The EUR/USD had a wild ride during the session on Thursday, as the European Central Bank went into negative territory as far as real rates are concerned. Initially, this pair got absolutely hammered, slamming into the 1.35 level. This is an area that I have thought of as the “floor” of the market for some time now, and the action on Thursday certainly didn’t do much to change my mind. In fact, if you bought this pair down there on the idea that the area would be massive support – you are looking pretty good at this point.
Murphy’s Law dictates that I slept in during the session, and of course missed the move. Oh well.

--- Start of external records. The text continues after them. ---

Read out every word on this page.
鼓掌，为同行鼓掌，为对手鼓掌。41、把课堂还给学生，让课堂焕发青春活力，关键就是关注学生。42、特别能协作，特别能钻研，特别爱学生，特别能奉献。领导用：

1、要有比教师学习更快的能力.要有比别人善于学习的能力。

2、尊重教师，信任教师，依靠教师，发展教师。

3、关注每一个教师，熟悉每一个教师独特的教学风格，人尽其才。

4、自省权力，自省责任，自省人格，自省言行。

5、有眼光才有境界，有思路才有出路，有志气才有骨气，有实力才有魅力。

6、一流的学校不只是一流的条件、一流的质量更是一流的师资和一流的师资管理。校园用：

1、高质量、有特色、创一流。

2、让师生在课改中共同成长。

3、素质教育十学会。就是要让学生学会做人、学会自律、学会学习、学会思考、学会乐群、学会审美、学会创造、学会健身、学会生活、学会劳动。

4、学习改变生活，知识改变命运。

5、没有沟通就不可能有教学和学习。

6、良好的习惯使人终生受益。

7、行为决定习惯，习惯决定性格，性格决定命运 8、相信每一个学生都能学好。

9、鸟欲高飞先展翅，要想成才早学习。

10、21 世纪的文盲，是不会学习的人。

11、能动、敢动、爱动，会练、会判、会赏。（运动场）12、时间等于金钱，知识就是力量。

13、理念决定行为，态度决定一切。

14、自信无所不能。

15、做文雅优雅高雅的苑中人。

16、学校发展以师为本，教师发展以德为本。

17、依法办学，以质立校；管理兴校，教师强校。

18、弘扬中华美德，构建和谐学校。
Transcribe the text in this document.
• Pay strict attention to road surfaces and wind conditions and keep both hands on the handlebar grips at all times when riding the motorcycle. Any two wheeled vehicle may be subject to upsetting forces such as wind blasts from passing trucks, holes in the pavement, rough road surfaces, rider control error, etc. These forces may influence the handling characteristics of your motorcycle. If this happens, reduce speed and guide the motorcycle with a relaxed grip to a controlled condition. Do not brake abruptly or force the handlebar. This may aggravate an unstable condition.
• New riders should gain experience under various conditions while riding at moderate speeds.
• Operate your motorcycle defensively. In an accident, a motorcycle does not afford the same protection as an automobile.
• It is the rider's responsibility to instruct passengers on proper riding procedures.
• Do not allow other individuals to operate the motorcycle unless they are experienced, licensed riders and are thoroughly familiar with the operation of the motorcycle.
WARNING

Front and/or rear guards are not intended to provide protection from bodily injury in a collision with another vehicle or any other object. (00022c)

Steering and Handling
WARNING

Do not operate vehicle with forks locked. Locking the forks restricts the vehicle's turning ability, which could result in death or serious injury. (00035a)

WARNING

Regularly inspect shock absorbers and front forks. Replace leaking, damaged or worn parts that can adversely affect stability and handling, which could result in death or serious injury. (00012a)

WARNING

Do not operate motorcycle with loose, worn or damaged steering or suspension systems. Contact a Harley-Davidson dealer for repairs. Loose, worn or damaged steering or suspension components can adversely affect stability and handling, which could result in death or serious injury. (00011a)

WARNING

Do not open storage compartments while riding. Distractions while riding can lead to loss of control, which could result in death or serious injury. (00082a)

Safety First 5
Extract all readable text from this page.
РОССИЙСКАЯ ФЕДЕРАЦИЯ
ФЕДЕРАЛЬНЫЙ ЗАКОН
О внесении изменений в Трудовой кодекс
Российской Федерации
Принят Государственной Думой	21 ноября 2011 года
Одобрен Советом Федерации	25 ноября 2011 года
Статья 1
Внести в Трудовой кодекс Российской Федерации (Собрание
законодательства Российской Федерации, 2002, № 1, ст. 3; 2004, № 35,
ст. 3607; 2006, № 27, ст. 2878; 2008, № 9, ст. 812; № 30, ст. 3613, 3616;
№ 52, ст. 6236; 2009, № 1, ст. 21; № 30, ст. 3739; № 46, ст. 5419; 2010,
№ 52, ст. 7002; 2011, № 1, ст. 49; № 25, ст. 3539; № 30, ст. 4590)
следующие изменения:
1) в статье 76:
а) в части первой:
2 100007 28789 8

The pair now has to deal with the Non-Farm Payroll numbers, and the usual nonsense that accompanies that circus. To be honest, everyone seems to understand that the numbers are basically made up at this point, and they are almost always revised later – and with a considerable miss being common. With this, the markets seem to simply accept this as the “cost of doing business”, and take the numbers at face value for the most part. However, there is a pattern that can be seen over the last few years in my opinion: The markets simply go back and forth, and rarely decide anything on these days. Because of this, I am hoping for a move lower initially after the announcement, so that I can take advantage of an obviously well-supported pair at this point in time.
What I am hoping is that the number is a bit better than usual. This will more than likely drive trade flow into the US dollar at this point, as many will think the Federal Reserve could continue to taper off of quantitative easing. However, I am going to be looking for a short-term supportive candle in order to do a “smash and grab” type of trade. It wouldn’t be that surprising to see a similar candle to the Thursday one print for this session, and if it does – there is money to be had.
However, I also recognize that the 1.37 level has been supportive in the past, and should now be resistance. This area will be difficult to hold gains above, but it could happen. I wont’ be overly impressed unless we close above it on the daily chart, which means if we shoot straight up in reaction to the announcement, I won’t be doing much until Monday. The move above that level would put 1.3950 in play again, but this would be a choppy move – as has been typical of the EUR/USD pair for longer than I care to remember.
The most important thing to remember: If you have a plan on Non-Farm Payroll Friday – you must stick to it. If this pair goes higher right away – I am going to simply go on about my day. The market will either do something I understand and think I can profit from, or it won’t. No need to force the issue.